Partial derivatives are a foundational concept in the study of multivariable calculus. Essentially, they help us understand how a function changes with respect to one variable while keeping others constant. Here, in the case of the function \( f(\theta, \phi) = \phi^2 \sin \frac{\theta}{\phi} \), the task is to find its first partial derivatives.

• For \( \frac{\partial f}{\partial \theta} \), treat \( \phi \) as a constant. This means we observe how the function responds if only \( \theta \) is varied.
• For \( \frac{\partial f}{\partial \phi} \), treat \( \theta \) as a constant, observing the function's response to changes in \( \phi \) alone.

Calculating these derivatives provides valuable insights into the behavior of functions across surfaces or spaces, which is essential in optimizing and modeling real-world scenarios.

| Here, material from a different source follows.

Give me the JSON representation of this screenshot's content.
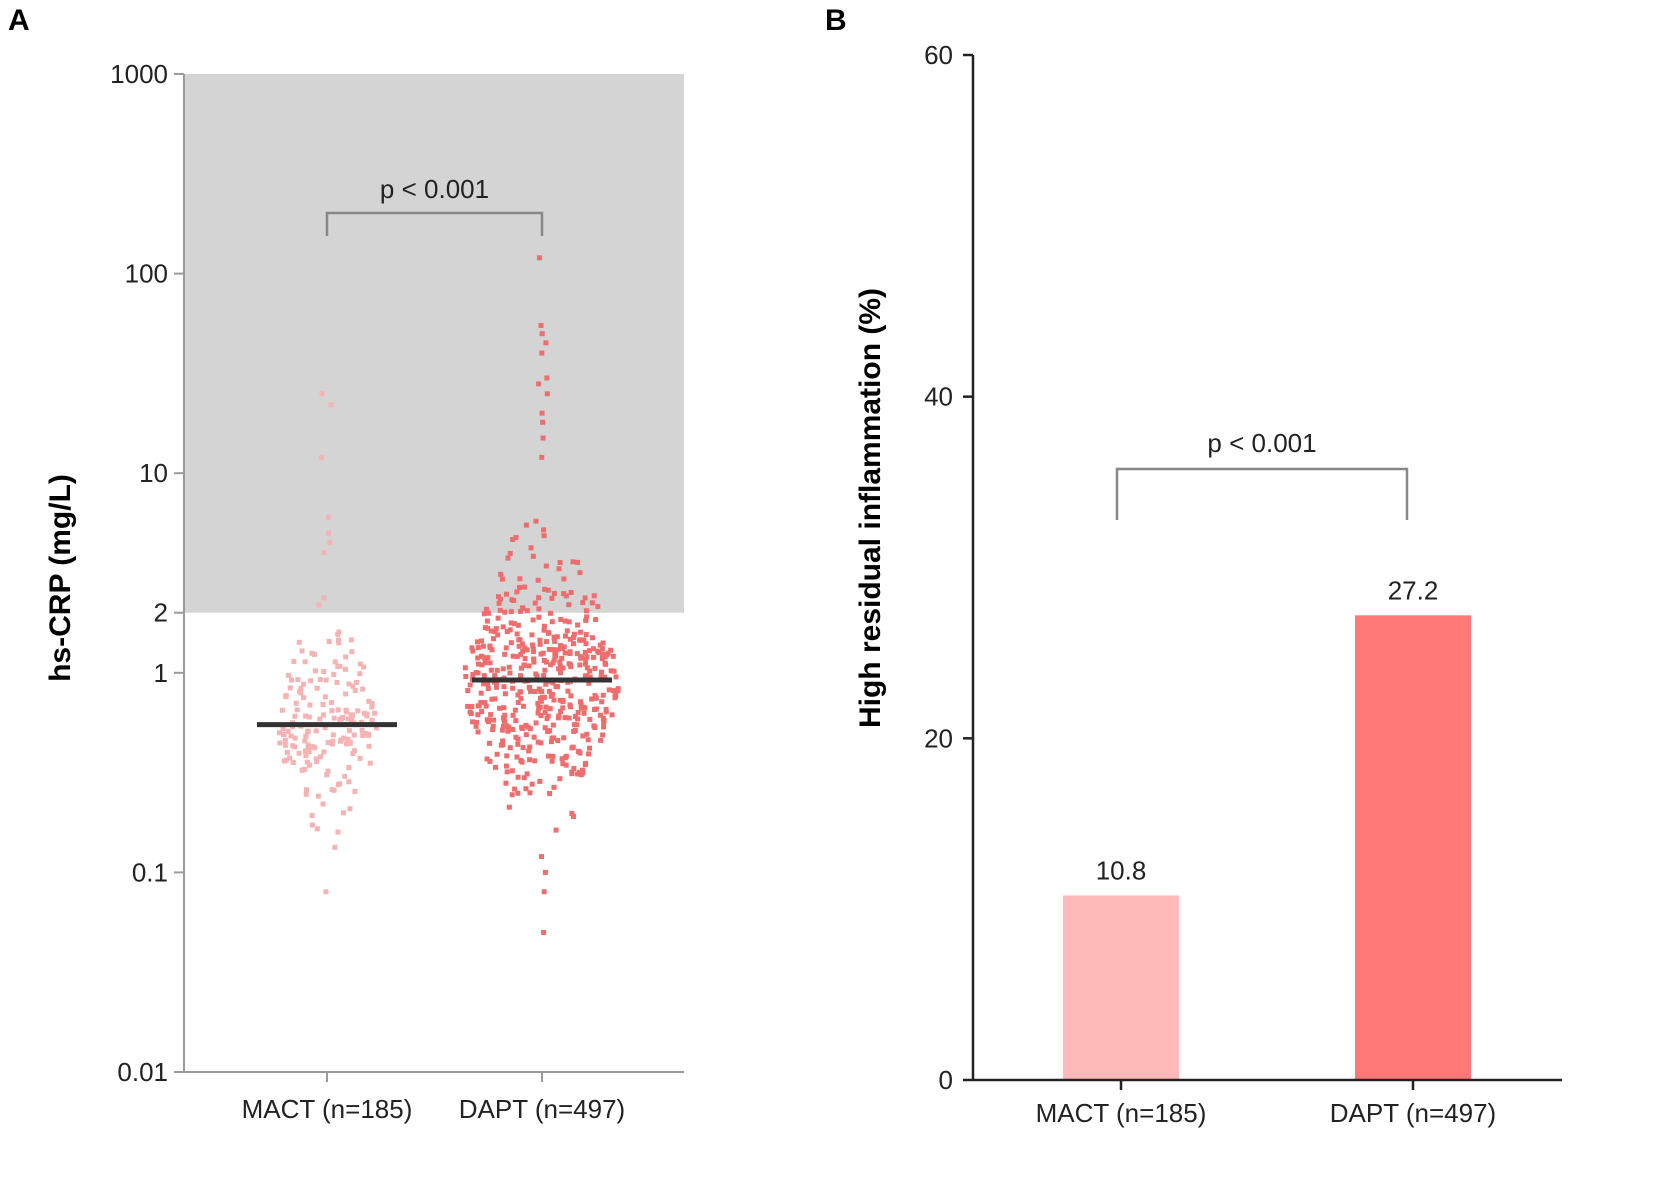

The chain rule is a critical tool when dealing with derivatives, especially when functions are composed of other functions. It allows us to compute the derivative of such composite functions efficiently. For instance, given a function like \( \sin \left( \frac{\theta}{\phi} \right) \), both \( \theta \) and \( \phi \) are involved in a nested manner.In practice, the chain rule tells us that the derivative of \( \sin \left( \frac{\theta}{\phi} \right) \) with respect to \( \theta \) is \( \cos \left( \frac{\theta}{\phi} \right) \times \frac{1}{\phi} \). The inner derivative, \( \frac{\theta}{\phi} \), multiplies the derivative of the outer function, \( \sin \), which is \( \cos \). This rule simplifies the process of finding derivatives involving intricate layers of variables, which often appear in real-world modeling.

The product rule is indispensable when differentiating expressions that are products of two or more functions. In our example, the function \( f(\theta, \phi) = \phi^2 \cdot \sin \left( \frac{\theta}{\phi} \right) \) is a perfect candidate for the product rule because it's the product of \( \phi^2 \) and \( \sin \left( \frac{\theta}{\phi} \right) \).To apply:

• Identify the two functions: \( u = \phi^2 \) and \( v = \sin \left( \frac{\theta}{\phi} \right) \).
• Differentiate each function separately: \( \frac{du}{d\phi} = 2\phi \) and \( \frac{dv}{d\phi} \) using the chain rule.
• Apply the product rule: \( \frac{d(uv)}{d\phi} = u'v + uv' \).

This gives us insight into how the interplay between multiplying functions affects the rate of change and is frequently used in physics and engineering problems.

Trigonometric functions like sine and cosine are fundamental in mathematics, especially when dealing with periodic phenomena. They have unique properties that make them crucial in calculus, and understanding their derivatives is key.For example, the function \( f(\theta, \phi) = \phi^2 \sin \left( \frac{\theta}{\phi} \right) \) involves the sine function. When differentiating the sine function with respect to any variable, the result is a cosine function, multiplies by the derivative of the inside function if it involves multiple variables.Key points about trigonometric derivatives:

• \( \frac{d}{dx} \sin(x) = \cos(x) \).
• Trigonometric identities can simplify complex derivatives.

Grasping these concepts aids in solving a wide range of problems, from wave behavior in physics to oscillations in engineering.